Hi,
Sorry for the delay, I didn't had time to come back to it until this afternoon.
On Mon, Apr 10, 2023 at 09:18:46AM +0000, Hayato Kuroda (Fujitsu) wrote:
>
> I have analyzed about the point but it seemed to be difficult. This is because
> some additional records like followings may be inserted. PSA the script which is
> used for testing. Note that "double CHECKPOINT_SHUTDOWN" issue might be wrong,
> so I wanted to withdraw it once. Sorry for noise.
>
> * HEAP/HEAP2 records. These records may be inserted by checkpointer.
>
> IIUC, if there are tuples which have not been flushed yet when shutdown is requested,
> the checkpointer writes back all of them into heap file. At that time many WAL
> records are generated. I think we cannot predict the number of records beforehand.
>
> * INVALIDATION(S) records. These records may be inserted by VACUUM.
>
> There is a possibility that autovacuum runs and generate WAL records. I think we
> cannot predict the number of records beforehand because it depends on the number
> of objects.
>
> * RUNNING_XACTS record
>
> It might be a timing issue, but I found that sometimes background writer generated
> a XLOG_RUNNING record. According to the function BackgroundWriterMain(), it will be
> generated when the process spends 15 seconds since last logging and there are
> important records. I think it is difficult to predict whether this will be appeared or not.

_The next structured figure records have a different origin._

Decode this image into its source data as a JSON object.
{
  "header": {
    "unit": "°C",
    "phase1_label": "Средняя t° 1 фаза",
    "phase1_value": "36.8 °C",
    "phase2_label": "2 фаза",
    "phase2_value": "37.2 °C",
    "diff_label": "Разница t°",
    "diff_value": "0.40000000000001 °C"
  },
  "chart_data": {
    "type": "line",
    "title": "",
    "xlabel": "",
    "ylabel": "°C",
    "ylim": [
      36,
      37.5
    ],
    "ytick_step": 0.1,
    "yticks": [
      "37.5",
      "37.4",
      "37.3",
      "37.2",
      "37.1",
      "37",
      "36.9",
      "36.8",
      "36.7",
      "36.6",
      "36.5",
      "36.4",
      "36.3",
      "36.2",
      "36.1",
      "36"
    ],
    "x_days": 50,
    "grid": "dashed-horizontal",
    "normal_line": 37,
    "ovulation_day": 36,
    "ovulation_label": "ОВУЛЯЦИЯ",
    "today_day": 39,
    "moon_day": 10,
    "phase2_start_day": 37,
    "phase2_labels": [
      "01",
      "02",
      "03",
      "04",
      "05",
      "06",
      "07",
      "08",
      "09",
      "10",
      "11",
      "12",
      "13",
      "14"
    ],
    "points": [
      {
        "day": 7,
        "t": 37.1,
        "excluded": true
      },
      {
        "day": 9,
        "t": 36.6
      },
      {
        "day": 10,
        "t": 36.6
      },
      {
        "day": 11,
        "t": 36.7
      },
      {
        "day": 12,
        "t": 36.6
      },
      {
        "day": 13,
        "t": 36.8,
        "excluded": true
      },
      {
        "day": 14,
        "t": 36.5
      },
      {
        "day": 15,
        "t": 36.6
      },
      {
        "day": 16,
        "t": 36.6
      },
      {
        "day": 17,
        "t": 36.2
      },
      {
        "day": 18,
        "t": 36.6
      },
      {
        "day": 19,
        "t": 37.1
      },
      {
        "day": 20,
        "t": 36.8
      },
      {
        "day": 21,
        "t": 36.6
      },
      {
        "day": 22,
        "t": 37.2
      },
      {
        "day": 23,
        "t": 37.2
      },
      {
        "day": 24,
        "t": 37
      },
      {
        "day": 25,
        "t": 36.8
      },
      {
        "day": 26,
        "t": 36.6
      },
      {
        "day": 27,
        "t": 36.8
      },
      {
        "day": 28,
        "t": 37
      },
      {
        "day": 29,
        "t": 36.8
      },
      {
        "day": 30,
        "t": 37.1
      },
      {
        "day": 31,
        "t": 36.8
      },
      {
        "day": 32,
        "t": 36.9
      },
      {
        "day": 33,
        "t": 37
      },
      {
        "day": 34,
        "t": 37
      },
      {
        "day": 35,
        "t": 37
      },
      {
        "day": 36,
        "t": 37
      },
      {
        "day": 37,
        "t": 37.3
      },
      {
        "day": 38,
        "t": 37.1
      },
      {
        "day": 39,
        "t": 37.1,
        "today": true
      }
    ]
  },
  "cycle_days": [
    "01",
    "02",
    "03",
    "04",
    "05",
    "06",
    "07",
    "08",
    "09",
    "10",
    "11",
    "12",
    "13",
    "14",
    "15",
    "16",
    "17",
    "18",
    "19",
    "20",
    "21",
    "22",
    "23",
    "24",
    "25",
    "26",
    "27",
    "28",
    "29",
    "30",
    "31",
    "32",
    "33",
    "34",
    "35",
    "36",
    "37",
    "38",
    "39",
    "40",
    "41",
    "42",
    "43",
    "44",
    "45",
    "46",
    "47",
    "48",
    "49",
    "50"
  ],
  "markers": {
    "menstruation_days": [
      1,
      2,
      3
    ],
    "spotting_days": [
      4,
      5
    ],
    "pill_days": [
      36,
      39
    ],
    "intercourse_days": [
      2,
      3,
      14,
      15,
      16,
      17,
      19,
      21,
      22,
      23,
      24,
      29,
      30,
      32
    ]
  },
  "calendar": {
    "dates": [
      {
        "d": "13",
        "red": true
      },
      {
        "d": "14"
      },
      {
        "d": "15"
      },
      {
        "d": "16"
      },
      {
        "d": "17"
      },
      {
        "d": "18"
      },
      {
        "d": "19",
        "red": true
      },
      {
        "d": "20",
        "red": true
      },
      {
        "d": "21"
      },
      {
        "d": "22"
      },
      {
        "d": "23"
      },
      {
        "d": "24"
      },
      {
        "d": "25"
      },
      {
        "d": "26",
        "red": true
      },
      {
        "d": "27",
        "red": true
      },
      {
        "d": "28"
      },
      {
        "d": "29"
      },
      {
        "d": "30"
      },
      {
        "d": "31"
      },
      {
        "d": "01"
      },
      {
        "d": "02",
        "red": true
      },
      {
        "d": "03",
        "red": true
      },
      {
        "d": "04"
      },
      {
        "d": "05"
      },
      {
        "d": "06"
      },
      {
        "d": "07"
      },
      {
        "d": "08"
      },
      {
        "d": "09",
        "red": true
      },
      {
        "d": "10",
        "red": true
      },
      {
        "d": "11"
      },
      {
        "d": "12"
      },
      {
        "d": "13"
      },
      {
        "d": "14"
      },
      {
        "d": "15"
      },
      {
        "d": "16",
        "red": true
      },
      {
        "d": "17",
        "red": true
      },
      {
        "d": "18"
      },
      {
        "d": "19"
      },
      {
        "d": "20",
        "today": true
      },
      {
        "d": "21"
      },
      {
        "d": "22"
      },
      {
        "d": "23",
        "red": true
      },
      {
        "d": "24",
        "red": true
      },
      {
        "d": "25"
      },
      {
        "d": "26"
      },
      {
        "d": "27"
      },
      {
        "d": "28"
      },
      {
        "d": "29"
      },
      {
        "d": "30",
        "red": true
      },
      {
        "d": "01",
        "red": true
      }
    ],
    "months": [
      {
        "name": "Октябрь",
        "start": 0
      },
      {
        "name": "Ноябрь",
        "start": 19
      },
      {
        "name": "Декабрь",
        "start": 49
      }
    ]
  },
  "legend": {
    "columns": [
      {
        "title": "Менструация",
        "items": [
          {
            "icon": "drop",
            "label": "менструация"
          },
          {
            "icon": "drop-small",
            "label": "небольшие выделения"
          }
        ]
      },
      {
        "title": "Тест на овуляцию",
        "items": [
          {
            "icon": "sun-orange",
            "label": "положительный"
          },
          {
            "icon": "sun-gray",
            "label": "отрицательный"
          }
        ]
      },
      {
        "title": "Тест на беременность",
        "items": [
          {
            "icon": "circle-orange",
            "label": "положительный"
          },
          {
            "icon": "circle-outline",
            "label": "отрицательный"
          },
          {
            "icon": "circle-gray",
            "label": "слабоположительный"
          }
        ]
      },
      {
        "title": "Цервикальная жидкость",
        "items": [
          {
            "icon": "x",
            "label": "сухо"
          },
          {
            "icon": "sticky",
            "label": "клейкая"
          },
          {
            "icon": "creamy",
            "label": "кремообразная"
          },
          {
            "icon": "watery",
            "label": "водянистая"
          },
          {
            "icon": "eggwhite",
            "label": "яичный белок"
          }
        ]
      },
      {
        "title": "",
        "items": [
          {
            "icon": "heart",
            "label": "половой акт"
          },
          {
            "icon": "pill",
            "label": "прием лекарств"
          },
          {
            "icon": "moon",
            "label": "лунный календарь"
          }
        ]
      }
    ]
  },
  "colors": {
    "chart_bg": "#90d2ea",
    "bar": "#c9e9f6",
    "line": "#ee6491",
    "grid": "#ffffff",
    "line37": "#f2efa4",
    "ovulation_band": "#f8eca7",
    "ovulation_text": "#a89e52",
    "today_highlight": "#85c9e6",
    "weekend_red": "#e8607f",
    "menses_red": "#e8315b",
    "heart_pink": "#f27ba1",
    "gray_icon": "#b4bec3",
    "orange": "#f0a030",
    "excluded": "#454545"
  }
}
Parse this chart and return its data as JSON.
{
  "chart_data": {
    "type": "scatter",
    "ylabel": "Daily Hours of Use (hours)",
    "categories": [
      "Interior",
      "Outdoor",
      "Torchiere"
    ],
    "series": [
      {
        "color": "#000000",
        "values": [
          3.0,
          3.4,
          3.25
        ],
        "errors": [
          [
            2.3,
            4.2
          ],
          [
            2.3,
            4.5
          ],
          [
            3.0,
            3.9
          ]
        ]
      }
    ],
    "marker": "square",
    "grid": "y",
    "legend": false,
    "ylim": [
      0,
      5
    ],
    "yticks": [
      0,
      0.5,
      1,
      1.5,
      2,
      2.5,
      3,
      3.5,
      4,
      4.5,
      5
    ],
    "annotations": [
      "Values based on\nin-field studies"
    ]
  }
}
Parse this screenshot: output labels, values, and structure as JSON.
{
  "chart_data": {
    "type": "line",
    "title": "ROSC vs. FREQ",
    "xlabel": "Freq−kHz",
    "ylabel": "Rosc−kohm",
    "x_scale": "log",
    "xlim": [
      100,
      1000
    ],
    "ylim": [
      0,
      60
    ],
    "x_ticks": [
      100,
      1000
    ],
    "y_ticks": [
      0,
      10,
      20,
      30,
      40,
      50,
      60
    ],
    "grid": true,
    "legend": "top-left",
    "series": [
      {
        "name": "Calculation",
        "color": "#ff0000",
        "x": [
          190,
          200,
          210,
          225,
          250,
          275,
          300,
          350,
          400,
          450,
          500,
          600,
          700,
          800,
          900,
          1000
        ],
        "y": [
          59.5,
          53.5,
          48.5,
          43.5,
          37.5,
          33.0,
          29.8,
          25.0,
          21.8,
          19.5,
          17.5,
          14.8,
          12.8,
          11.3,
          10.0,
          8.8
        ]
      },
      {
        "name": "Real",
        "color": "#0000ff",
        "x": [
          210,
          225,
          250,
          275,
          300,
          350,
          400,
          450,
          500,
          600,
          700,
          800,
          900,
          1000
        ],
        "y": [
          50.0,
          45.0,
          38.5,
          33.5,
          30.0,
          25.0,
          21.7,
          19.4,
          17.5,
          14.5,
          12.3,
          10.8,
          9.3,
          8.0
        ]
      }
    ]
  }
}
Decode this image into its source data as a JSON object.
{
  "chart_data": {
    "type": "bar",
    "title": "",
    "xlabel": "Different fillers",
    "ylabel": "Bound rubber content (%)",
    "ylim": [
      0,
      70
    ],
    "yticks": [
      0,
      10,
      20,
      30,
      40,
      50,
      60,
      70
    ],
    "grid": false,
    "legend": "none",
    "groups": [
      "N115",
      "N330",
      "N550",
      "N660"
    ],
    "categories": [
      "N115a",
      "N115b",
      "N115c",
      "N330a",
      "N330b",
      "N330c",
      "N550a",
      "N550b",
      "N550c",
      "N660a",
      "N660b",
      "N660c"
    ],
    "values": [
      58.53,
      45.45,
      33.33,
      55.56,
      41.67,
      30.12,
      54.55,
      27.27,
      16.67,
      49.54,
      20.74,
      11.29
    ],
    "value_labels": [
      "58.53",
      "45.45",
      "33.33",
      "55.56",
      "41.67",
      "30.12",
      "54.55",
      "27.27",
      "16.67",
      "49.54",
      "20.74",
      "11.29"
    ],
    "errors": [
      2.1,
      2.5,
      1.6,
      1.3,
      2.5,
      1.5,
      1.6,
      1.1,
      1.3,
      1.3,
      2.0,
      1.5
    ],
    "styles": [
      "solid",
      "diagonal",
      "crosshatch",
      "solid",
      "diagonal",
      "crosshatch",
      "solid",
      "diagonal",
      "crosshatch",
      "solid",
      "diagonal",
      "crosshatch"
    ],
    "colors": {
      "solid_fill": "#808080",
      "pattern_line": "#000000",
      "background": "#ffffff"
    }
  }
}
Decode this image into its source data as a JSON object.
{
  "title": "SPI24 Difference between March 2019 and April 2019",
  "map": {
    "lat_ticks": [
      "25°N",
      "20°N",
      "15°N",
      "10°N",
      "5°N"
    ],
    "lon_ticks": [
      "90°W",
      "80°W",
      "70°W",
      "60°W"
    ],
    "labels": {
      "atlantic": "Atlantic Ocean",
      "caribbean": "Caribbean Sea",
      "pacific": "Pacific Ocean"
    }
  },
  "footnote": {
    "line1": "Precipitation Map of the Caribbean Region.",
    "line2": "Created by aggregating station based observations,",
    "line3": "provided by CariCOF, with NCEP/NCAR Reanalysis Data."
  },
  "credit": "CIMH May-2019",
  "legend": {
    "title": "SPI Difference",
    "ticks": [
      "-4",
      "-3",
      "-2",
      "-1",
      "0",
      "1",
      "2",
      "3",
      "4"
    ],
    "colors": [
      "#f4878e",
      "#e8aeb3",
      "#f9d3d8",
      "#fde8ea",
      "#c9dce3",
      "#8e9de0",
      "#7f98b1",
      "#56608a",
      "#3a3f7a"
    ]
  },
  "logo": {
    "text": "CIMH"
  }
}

I don't think that your analysis is correct. Slots are guaranteed to be
stopped after all the normal backends have been stopped, exactly to avoid such
extraneous records.
What is happening here is that the slot's confirmed_flush_lsn is properly
updated in memory and ends up being the same as the current LSN before the
shutdown. But as it's a logical slot and those records aren't decoded, the
slot isn't marked as dirty and therefore isn't saved to disk. You don't see
that behavior when doing a manual checkpoint before (per your script comment),
as in that case the checkpoint also tries to save the slot to disk but then
finds a slot that was marked as dirty and therefore saves it.
In your script's scenario, when you restart the server the previous slot data
is restored and the confirmed_flush_lsn goes backward, which explains those
extraneous records.
It's probably totally harmless to throw away that value for now (and probably
also doesn't lead to crazy amount of work after restart, I really don't know
much about the logical slot code), but clearly becomes problematic with your
usecase. One easy way to fix this is to teach the checkpoint code to force
saving the logical slots to disk even if they're not marked as dirty during a
shutdown checkpoint, as done in the attached v1 patch (renamed as .txt to not
interfere with the cfbot). With this patch applied I reliably only see a final
shutdown checkpoint record with your scenario.
Now such a change will make shutdown a bit more expensive when using logical
replication, even if in 99% of cases you will not need to save the
confirmed_flush_lsn value, so I don't know if that's acceptable or not.